With their son and daughter now in Grade 1, Wolpert highlights some of the changes over the intervening years: “Anecdotally, I’d say the competition to find surrogates is much greater. There’s funding for fertility, which wasn’t available, but the laws around surrogacy aren’t any clearer. I can’t overstate the awe we felt for all the people who came together to enable us to be parents. Bethany and Niki top the list. But it includes doctors, nurses, neighbours, family and friends who helped us along this journey.”

“We experienced altruism on the part of so many,” adds Marcus. “Other than the cost, I wouldn’t choose a different way to bring a child into the world. It was so deliberate and such a team effort. There’s something beautiful about a woman just getting pregnant and having a baby. But there’s something so profound about this effort and the number of people offering their contribution. It’s a very meaningful way of creation.”

* * *

Lindsay and Sam are open about their surrogacy journey – it’s easy when you have a beautiful five-month-old. “She’s a treat,” Lindsay says. “She’s at Jewish daycare at our Winnipeg campus. Sam and I feel tremendously blessed that she’s so integrated into the community.”

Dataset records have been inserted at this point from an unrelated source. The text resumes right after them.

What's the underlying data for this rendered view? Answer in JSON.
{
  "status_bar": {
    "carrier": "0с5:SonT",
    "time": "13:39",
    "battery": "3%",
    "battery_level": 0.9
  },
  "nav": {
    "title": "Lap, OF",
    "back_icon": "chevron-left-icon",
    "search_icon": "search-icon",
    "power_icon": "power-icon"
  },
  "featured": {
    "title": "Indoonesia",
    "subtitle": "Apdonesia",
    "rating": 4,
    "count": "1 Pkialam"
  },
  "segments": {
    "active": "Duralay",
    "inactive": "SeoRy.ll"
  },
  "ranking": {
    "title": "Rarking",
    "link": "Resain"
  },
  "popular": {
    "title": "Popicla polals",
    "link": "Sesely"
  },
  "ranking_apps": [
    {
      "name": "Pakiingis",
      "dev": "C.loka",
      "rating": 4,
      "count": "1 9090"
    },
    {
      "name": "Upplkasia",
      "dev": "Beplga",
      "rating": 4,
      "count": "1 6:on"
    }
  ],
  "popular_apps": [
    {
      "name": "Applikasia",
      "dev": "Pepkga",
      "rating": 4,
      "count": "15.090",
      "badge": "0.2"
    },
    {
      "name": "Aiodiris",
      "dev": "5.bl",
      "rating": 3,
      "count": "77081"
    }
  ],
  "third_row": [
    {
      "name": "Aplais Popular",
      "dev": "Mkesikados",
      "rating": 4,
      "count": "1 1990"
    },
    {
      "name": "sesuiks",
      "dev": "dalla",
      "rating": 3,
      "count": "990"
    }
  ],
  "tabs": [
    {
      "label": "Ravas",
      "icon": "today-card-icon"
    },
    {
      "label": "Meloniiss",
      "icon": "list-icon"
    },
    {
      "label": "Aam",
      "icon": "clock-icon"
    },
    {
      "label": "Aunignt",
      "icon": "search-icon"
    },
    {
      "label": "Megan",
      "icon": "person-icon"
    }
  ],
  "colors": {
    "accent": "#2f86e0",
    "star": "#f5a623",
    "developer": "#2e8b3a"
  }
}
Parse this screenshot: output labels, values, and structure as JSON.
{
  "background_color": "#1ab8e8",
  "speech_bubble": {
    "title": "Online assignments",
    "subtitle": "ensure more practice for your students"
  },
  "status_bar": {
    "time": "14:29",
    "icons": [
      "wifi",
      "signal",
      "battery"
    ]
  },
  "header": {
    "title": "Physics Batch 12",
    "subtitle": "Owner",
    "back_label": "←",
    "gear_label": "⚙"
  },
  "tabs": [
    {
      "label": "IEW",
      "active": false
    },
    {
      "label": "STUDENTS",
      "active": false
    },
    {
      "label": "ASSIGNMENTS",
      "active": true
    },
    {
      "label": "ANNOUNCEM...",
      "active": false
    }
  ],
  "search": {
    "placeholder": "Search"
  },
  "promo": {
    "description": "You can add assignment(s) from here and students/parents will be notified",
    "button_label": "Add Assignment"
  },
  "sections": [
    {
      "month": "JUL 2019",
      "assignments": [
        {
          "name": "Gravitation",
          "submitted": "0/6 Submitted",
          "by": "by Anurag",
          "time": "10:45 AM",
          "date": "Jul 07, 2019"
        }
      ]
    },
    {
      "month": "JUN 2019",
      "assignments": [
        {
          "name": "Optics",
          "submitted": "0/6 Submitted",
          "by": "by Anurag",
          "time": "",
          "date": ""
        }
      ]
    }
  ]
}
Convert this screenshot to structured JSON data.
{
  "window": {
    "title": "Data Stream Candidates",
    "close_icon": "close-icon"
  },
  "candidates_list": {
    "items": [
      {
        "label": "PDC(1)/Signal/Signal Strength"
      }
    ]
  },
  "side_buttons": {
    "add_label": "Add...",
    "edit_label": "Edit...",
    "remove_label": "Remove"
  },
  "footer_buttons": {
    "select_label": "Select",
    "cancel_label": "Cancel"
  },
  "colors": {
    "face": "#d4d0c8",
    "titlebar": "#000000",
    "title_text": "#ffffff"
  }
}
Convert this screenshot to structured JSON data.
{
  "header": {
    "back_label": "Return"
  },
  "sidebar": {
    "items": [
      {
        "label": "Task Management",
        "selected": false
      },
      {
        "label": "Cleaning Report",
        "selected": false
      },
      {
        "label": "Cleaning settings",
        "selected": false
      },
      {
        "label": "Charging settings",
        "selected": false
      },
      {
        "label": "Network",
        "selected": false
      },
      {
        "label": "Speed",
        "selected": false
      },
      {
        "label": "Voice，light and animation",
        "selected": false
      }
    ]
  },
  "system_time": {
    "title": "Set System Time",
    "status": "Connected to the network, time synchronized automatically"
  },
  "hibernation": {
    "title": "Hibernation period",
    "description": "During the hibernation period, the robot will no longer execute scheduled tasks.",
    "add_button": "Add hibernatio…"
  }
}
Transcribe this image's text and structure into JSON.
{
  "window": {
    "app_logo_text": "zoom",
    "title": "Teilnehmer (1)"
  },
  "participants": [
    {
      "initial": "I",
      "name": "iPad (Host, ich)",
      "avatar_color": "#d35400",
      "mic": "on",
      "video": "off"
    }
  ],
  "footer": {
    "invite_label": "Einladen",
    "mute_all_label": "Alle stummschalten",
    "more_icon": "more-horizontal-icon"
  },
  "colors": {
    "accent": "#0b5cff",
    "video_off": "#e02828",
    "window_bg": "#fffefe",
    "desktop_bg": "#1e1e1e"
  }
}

When a health professional told them that in vitro fertilization was unlikely to work and suggested they consider other options, Lindsay “had no grief or clinging to the notion of carrying a pregnancy. Sam and I were vested in having a family, not the method by which we came to that. Your family is made through love,” she says.

Rabbi Adam Cutler of the Adath Israel synagogue in Toronto has spoken to plenty of individuals who never imagined they’d be in this position. “For many people,” he says, “it’s the last resort. It shouldn’t be a first resort. There are challenges that arise. But when it’s the only option, it’s a good option and the community should be welcoming. If we can bring more Jewish children into the world, I’m for it.”

Rabbi Cutler also emphasizes that if couples can’t conceive naturally, then they are exempt from the commandment to be fruitful and multiply. “Their worth in the world isn’t measured by how many children they bring into it. Sometimes they feel judged if they don’t have a child. That would be a failure on the community’s part,” he says.

For Lindsay and Sam, finding their surrogate was uncommonly quick, as a friend of theirs stepped up to the plate. Since the surrogate was not Jewish, she was concerned about what that would mean for the baby, but Lindsay and Sam were not.

Their family and friends were overjoyed when they heard the news, as it was no secret that the couple had experienced significant challenges en route to parenthood. Some were curious, but Lindsay and Sam didn’t feel compelled to share every detail.

Part of their challenge with a known surrogate was the absence of intermediaries. “Our surrogate wanted to believe that meant we didn’t have to follow the law,” says Lindsay. But she and Sam feared the consequences of not doing so, so their relationship ended on somewhat of a sour note.

As grateful as they remain to her, they don’t have an ongoing relationship with their surrogate. Lindsay plans to tell her daughter her birth story in the simplest, most age-appropriate way possible. “To us, it’s just part of how we built our family,” she says.

Although their surrogate relationship didn’t end as they hoped, Lindsay says that, “We’ll always be incredibly grateful and have love in our hearts for our surrogate.”